From New York’s KPF, a Pair of Deft and Sensitive Dialogs

While China, Korea and India rush headlong to build entire new cities cut essentially from whole cloth, New York’s architects are striving to create sensitive infill for a 19th-century grid.

And two new residential designs by Kohn Pedersen Fox in Manhattan – one on Jackson Square and the other on the Upper East Side – are fulfilling that city’s 21st century promise by responding deftly to history, zoning and their respective sites.

At One Jackson Square, firm principal and founder Bill Pedersen, with architect Trent Tesch,  took on an empty lot burdened with transit, volume and landmark issues, to produce a ribboned, undulating gem of a luxury residential building.

“The site is right above where the subway turns the corner. It’s where Greenwich intersects Eighth and 14th. There’s a park looking at the backside of buildings. It’s all pretty rough and tumble,” Trent said.  They started the design in 2004, and worked their way through a maze of public hearings for five years before finishing its construction in late 2009.

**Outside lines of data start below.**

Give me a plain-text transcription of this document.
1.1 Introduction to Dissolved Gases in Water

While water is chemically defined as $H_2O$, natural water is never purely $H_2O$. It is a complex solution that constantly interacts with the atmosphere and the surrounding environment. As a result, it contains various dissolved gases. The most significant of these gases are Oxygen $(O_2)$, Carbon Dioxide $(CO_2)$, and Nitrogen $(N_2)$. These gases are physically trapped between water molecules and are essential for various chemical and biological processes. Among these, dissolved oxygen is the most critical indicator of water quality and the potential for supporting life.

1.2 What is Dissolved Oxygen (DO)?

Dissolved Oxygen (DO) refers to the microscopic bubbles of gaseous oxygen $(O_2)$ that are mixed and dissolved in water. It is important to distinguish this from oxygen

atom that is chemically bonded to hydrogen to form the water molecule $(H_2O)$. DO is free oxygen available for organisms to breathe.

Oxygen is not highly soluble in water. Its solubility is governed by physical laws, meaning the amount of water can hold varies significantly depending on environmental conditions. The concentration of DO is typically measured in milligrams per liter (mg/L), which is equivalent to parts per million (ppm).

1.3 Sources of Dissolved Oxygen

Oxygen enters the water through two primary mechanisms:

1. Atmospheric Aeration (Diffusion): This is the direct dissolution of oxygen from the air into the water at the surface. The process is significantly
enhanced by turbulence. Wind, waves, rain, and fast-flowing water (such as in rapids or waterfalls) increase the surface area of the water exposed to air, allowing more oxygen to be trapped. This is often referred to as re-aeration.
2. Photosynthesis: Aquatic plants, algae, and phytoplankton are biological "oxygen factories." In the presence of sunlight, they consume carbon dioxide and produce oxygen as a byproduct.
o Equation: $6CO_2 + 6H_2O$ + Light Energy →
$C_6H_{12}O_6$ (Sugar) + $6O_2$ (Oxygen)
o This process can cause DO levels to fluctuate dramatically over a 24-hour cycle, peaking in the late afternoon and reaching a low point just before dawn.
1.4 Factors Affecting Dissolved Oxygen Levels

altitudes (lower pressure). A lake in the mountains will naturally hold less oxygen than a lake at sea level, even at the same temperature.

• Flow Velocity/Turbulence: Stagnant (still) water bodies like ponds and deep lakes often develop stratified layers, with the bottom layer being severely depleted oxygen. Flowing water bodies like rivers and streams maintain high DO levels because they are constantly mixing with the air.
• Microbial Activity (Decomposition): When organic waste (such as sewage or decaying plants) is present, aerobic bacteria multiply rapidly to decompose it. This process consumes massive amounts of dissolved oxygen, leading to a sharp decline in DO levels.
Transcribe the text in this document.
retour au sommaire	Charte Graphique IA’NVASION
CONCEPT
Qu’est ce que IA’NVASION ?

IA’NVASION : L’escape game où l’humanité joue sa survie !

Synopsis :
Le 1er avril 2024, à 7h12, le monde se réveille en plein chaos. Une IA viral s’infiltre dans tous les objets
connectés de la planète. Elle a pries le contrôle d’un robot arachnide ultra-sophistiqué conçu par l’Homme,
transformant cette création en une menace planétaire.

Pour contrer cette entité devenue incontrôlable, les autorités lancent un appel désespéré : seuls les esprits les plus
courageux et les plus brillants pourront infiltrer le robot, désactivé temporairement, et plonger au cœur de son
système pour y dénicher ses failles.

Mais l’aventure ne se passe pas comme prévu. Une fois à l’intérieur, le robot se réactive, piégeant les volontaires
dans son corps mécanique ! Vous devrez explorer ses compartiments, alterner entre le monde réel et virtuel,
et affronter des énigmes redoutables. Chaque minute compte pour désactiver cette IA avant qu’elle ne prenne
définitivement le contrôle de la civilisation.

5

The final product is 70,000 square feet with retail at ground level and thirty-two condos eleven stories above. Because of zoning issues, its volume is split into two portions, one taller and one lower. The challenge, he said, was how to make a unique whole, to respect the spirit of “as of right” volume, and make contemporary design work within the context of a historic district.

“We took the attitude that we didn’t want to mimic – the Village is already so distinctive and different,” he said. “A hundred years from now, we want it to still have character and speak about the time it was designed in, to still be part of its day. I’m pleased most with how it connects to its site and the way it relates to the park – it gives it its northern edge for the first time in eighty years.”

At 1055 Park Avenue on the Upper East Side, Forth Bagley, also of Kohn Pedersen Fox, is working to shoehorn five units into twelve stories on a site nineteen feet wide by one hundred feet long.

“It’s a very strict envelope,” Forth said. “It’s basically a box that’s 140 feet tall at the front and steps down along 87th Street to eighty feet.”

Realizing that he couldn’t just place an all-glass tower on Park Avenue, he selected a terra cotta frit – a ceramic painted onto glass – for a patterned exterior skin. The frit is applied in a pattern designed to mask the building’s internal functions – whether closets, baths or ductwork.

“It allowed us to respect the Park Avenue brick without replicating it,” he said of the frit. “And as the building progresses upward and the interior changes, the exterior does too. It’s like the building is saying: “I’m the new kid on the block, but I’m still a person too.’”

And it speaks the language of its neighbors also, with a limestone base that softens its edge and complements the local material palette. “It wraps around, all the way up,” he said. “It moves in a three-foot band from the top all the way down to the lobby.”

Each team took one of a neighborhood’s last remaining open sites and made the most of it by deferring to its neighbors. One Jackson Square used rounded corners and reflective glass to complement an existing 19th century set of structures, while 1055 Park Avenue use frit and French limestone to communicate with those around it.

“There were two different teams,” said Forth. “But the approaches were similar: Make it new, but create a dialog.”